Из ее отрывочных восклицаний явствовало, что с приходом Августа на нее повеяло Полленом. Мне охота знать, сказал он, до чего же хорошо он это сказал, именно так говорили в Поллене. А помнит ли он песню про девушку, что утопилась в море? Не может быть, чтоб не помнил, эта девушка, надо думать, не последняя…
— Август, до чего ж приятно слушать, как ты говоришь по-нашему, на полленский лад, я не слышала этого бог знает сколько лет, ну а ты все перезабыл, да что ты за человек такой, неужто не вспоминаешь Поллен? Мать моя жива, отец тоже, да ты их хорошо знал, мать зовут Рагна, помнишь? А Йоханна, моя сестра, которая служила на юге у пастора, она сейчас замужем за булочником, у них большая пекарня и много работников. И еще Родерик, мой брат, почтарь, он строил у тебя фабрику, ты еще одолжил ему на постройку дома. Но ты их даже никого не упомянул. Ну а говоришь ты по-полленски, потому и задел меня за живое. Я почти и позабыла про твои посадки, и вдруг ты сказал: «Мне охота знать, живы ли еще мои елочки». Бог ты мой, мне стало прямо невмоготу, елочки были посажены у южной стены, а домишко малюсенький, мать сидит на каменной приступке, а в доме только одно окошко с крошечными стеклами, ладное такое окошко. Она хотела отдать мне свое пальто, которое для нее купил Родерик…

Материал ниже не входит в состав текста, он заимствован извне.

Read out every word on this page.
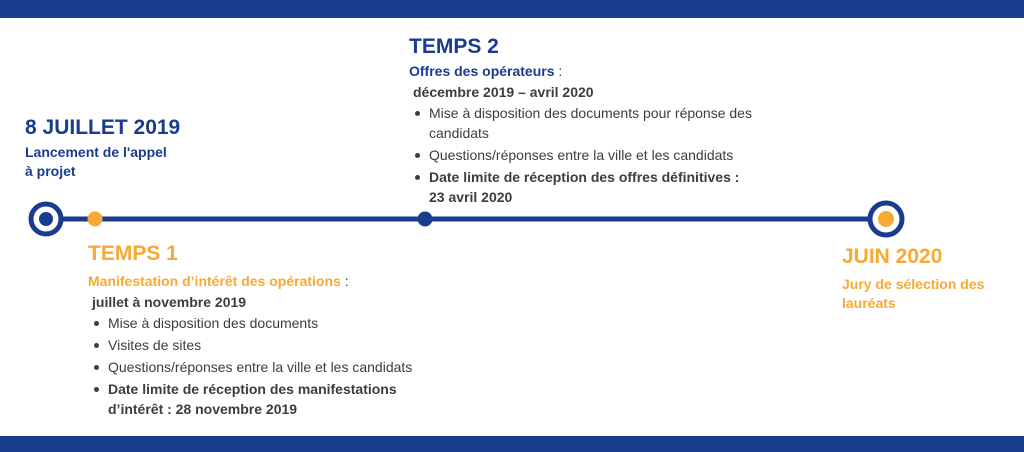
8 JUILLET 2019

Lancement de l'appel

à projet

TEMPS 2

Offres des opérateurs :

décembre 2019 – avril 2020

Mise à disposition des documents pour réponse des
candidats
Questions/réponses entre la ville et les candidats
Date limite de réception des offres définitives :
23 avril 2020

TEMPS 1

Manifestation d’intérêt des opérations :

juillet à novembre 2019

Mise à disposition des documents
Visites de sites
Questions/réponses entre la ville et les candidats
Date limite de réception des manifestations
d’intérêt : 28 novembre 2019

JUIN 2020

Jury de sélection des

lauréats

Докторша плакала уже навзрыд.
Август испугался и стал растерянно озираться по сторонам.
— Да нет, он ушел, — сказала фру Лунд, — он нарочно оставил меня одну. По доброте душевной…
Она продолжала вспоминать Поллен, славную тропинку, ведущую к морю, и лодочные сараи, до того маленькие, что там могла поместиться только четверка или ёла[3], и ручей, где они полоскали одежду, какой же красивый ручей, там еще были плоские камни, по которым они прыгали. Перед Августом сидела Эстер, быстроногая девчонка, голодная и босая и одетая в лохмотья, но счастливая как никогда. Так что, припоминает он песню, которую они распевали в Поллене? Ну как же, девушка взяла и утопилась, все верно, она-то помнит каждое слово…

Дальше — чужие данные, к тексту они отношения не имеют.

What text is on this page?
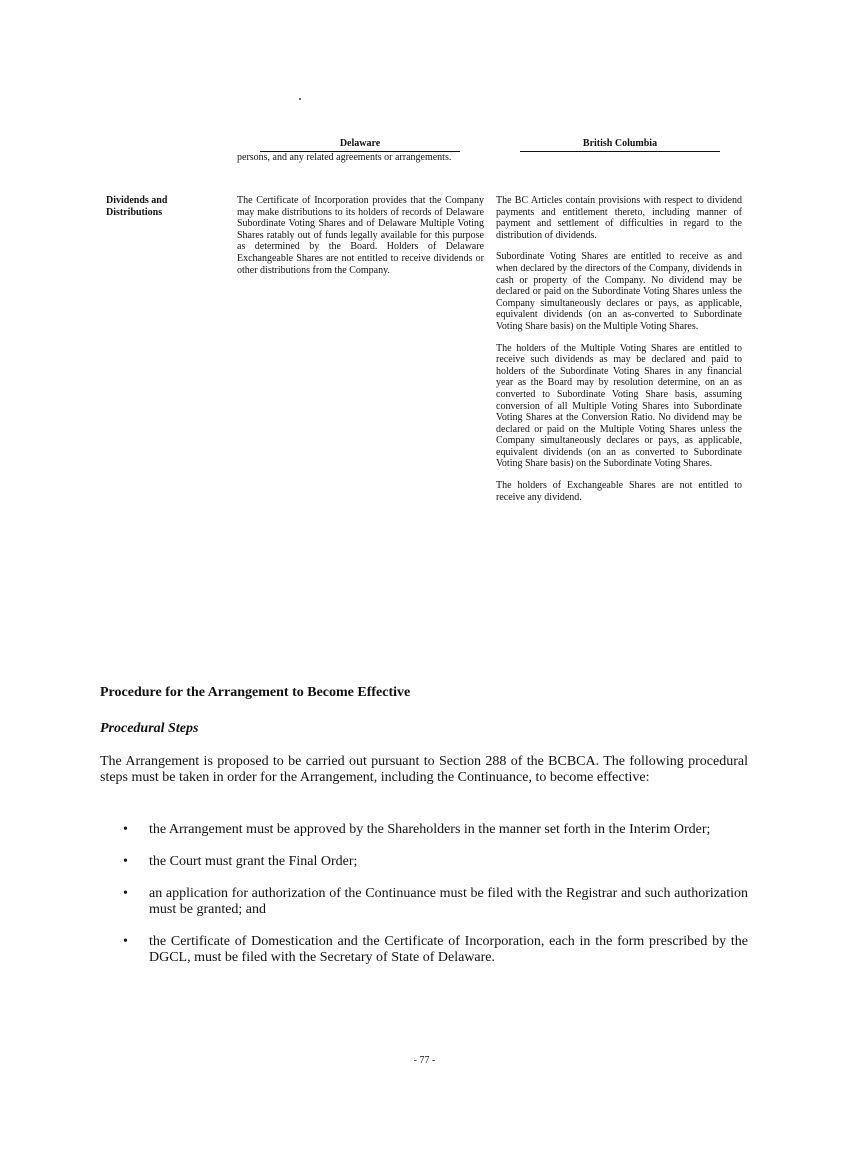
Delaware	British Columbia
persons, and any related agreements or arrangements.
Dividends and Distributions

The Certificate of Incorporation provides that the Company may make distributions to its holders of records of Delaware Subordinate Voting Shares and of Delaware Multiple Voting Shares ratably out of funds legally available for this purpose as determined by the Board. Holders of Delaware Exchangeable Shares are not entitled to receive dividends or other distributions from the Company.

The BC Articles contain provisions with respect to dividend payments and entitlement thereto, including manner of payment and settlement of difficulties in regard to the distribution of dividends.

Subordinate Voting Shares are entitled to receive as and when declared by the directors of the Company, dividends in cash or property of the Company. No dividend may be declared or paid on the Subordinate Voting Shares unless the Company simultaneously declares or pays, as applicable, equivalent dividends (on an as-converted to Subordinate Voting Share basis) on the Multiple Voting Shares.

The holders of the Multiple Voting Shares are entitled to receive such dividends as may be declared and paid to holders of the Subordinate Voting Shares in any financial year as the Board may by resolution determine, on an as converted to Subordinate Voting Share basis, assuming conversion of all Multiple Voting Shares into Subordinate Voting Shares at the Conversion Ratio. No dividend may be declared or paid on the Multiple Voting Shares unless the Company simultaneously declares or pays, as applicable, equivalent dividends (on an as converted to Subordinate Voting Share basis) on the Subordinate Voting Shares.

The holders of Exchangeable Shares are not entitled to receive any dividend.

Procedure for the Arrangement to Become Effective
Procedural Steps
The Arrangement is proposed to be carried out pursuant to Section 288 of the BCBCA. The following procedural steps must be taken in order for the Arrangement, including the Continuance, to become effective:
• the Arrangement must be approved by the Shareholders in the manner set forth in the Interim Order;
• the Court must grant the Final Order;
• an application for authorization of the Continuance must be filed with the Registrar and such authorization must be granted; and
• the Certificate of Domestication and the Certificate of Incorporation, each in the form prescribed by the DGCL, must be filed with the Secretary of State of Delaware.
- 77 -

Фру Лунд явно не повезло на собеседника. Если она хотела излить свою тоску по дому и, быть может, услышать какие-то слова утешения, то не могла найти для этого менее подходящего человека, нежели Август, который сроду не имел дома, и больше того, ничуть о том не тужил. Не обремененный детьми, холостяк и бродяга, он таскал свои корни из страны в страну и не знал ничего другого. Ни отца, ни матери, ни стола, за которым собираются все домашние, ни могилы, которую нужно огородить, ни Божия гласа отчизны, обращенного к сердцу. Машина, сконструированная для наружных работ, для промышленности, и торговли, и комбинаций, и денег. Жизнь, только без души. Самые его счастливые молодые годы, наверное, прошли в море, он много лет проплавал, фру Лунд же не имела с морем ничего общего, и потому ее излияния ему были неинтересны.
Она и сама понимала, в этом отношении он безнадежен, но она была нетребовательна и радовалась случаю выговориться. Для нее имело значение уже одно то, что он когда-то жил и хозяйничал в Поллене, она прислонялась к нему, потому что он был старым знакомцем. «Мне охота знать» — так говорили полленцы, так говорило сердце.